The Cabinet is expected to discuss details of a new Personal Insolvency Bill at today’s Cabinet meeting ahead of the publication of the Heads of the Bill, possibly by the end of the month.
At present, under Ireland’s outdated laws a bankrupt must wait 12 years before discharge. In contrast the period of insolvency is only one year in the UK.
The new law is understood to have made provisions for three different types of voluntary debt settlement, as well as a period of bankruptcy that will last for three years.
Last week, Minister for Finance Michael Noonan disclosed that the new law would offer a judicial route for all types of debt.
The different measures will address varying amounts and forms of debt.
According to an RTÉ report last night, those with unsecured debt with a value less than €20,000 would be allowed apply for a debt relief certificate for one year. This non-court solution would first require the approval of a dedicated insolvency service as well as an independent adjudicator. Longer period of debt settlements, lasting five years and more, would be available for debts for sums greater than €20,000.
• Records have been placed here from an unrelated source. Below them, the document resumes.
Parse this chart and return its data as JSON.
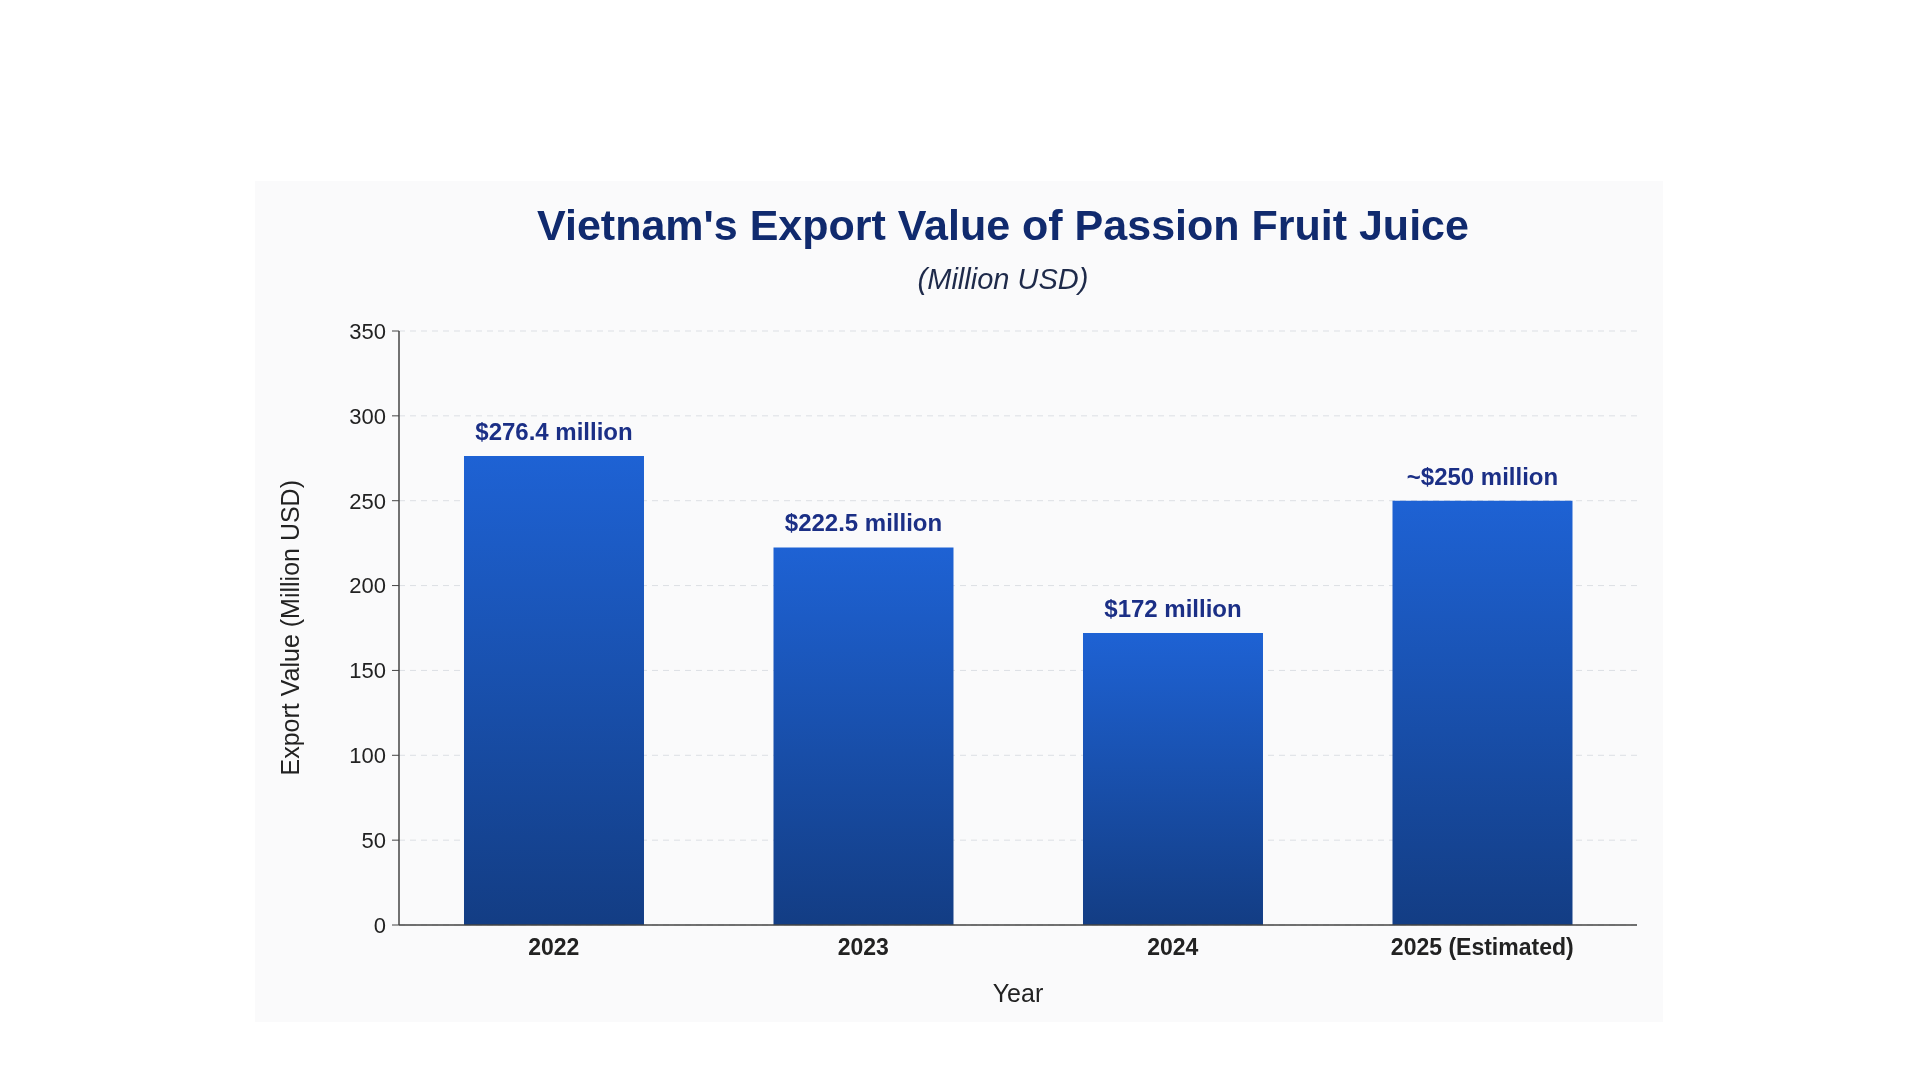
{
  "chart_data": {
    "type": "bar",
    "title": "Vietnam's Export Value of Passion Fruit Juice",
    "subtitle": "(Million USD)",
    "xlabel": "Year",
    "ylabel": "Export Value (Million USD)",
    "categories": [
      "2022",
      "2023",
      "2024",
      "2025 (Estimated)"
    ],
    "values": [
      276.4,
      222.5,
      172,
      250
    ],
    "value_labels": [
      "$276.4 million",
      "$222.5 million",
      "$172 million",
      "~$250 million"
    ],
    "color": "#1a55b8",
    "ylim": [
      0,
      350
    ],
    "yticks": [
      0,
      50,
      100,
      150,
      200,
      250,
      300,
      350
    ],
    "grid": "y"
  }
}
The third arrangement would cover mortgage debt and other forms of secured borrowings, as well as unsecured loans. The maximum period would be for seven years. The arrangements would all require voluntary agreement from all the parties.
Bankruptcy, which would require a judicial application, would result in the insolvent person being restricted for a period of three years before discharging the bankruptcy.
In the latest revision to the Memorandum of Understanding, publication of the personal insolvency legislation has been deferred until the end of April.
Asked about the delay last week, Mr Noonan said that there was no dispute between him and Mr Shatter over the legislation and that the main points had been agreed in principle.